Re: Understanding the inner workings: getting to know how functions are called
Re: Understanding the inner workings: getting to know how functions are called
- Subject: Re: Understanding the inner workings: getting to know how functions are called
- From: Mattias Arrelid <email@hidden>
- Date: Wed, 23 Jan 2008 10:43:21 +0100
On 22 jan 2008, at 17.33, Bill Bumgarner wrote:
On Jan 22, 2008, at 8:05 AM, Mattias Arrelid wrote:
Hi everyone,
Sometimes when I subclass an existing Cocoa class, I wonder how its
methods are called; when in time, from what other function
(possible from another instance of another class) etc.
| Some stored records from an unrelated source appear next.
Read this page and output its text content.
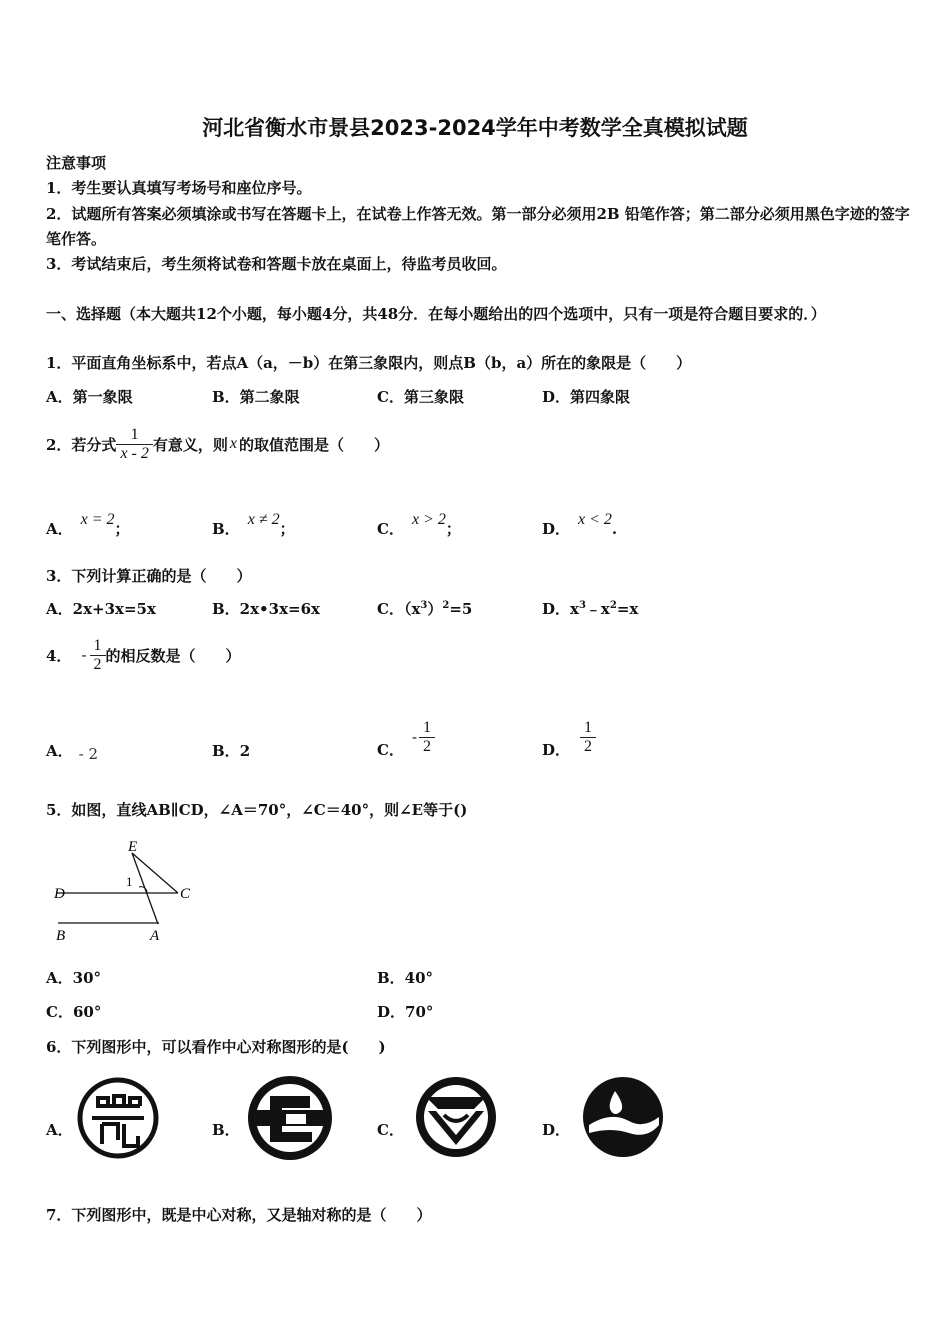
河北省衡水市景县2023-2024学年中考数学全真模拟试题
注意事项
1．考生要认真填写考场号和座位序号。
2．试题所有答案必须填涂或书写在答题卡上，在试卷上作答无效。第一部分必须用2B 铅笔作答；第二部分必须用黑色字迹的签字笔作答。
3．考试结束后，考生须将试卷和答题卡放在桌面上，待监考员收回。
一、选择题（本大题共12个小题，每小题4分，共48分．在每小题给出的四个选项中，只有一项是符合题目要求的．）
1．平面直角坐标系中，若点A（a，－b）在第三象限内，则点B（b，a）所在的象限是（　　）
A．第一象限	B．第二象限	C．第三象限	D．第四象限
2．若分式 $\frac{1}{x - 2}$ 有意义，则 x 的取值范围是（　　）
A．x = 2；	B．x ≠ 2；	C．x > 2；	D．x < 2.
3．下列计算正确的是（　　）
A．2x+3x=5x	B．2x•3x=6x	C．$(x^3)^2=5$	D．$x^3﹣x^2=x$
4． - $\frac{1}{2}$ 的相反数是（　　）
A． - 2	B．2	C．
- $\frac{1}{2}$	D． $\frac{1}{2}$
5．如图，直线AB∥CD，∠A＝70°，∠C＝40°，则∠E等于()
E
1
D	C
B	A
A．30°	B．40°
C．60°	D．70°
6．下列图形中，可以看作中心对称图形的是(　　)
A．	B．	C．	D．
7．下列图形中，既是中心对称，又是轴对称的是（　　）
The "idiot" way of implementing this could of course be to add
_all_ method names of the class in question and then just call
[super methodName] in each method, and then use some debug macro
before and after that call that prints the name of the method in
question. That really isn't that productive and seems like a waste
of time.
Dtrace is likely a good place to start. For invocation order, you
can use the method resolving features in Leopard to build something
like what you want.
I wrote some articles on tracing method invocations sent to Nil.
Shouldn't be hard to modify to do what you describe.
http://www.friday.com/bbum/category/science/technology/objective-c/
Thanks Bill,
I just modified your custom Instrument to have a dtrace script like:
* - objc : NSScroller : *
Works like a charm. Thanks a lot, you just made my day (and made me
want to explore dtrace/Instruments even more!).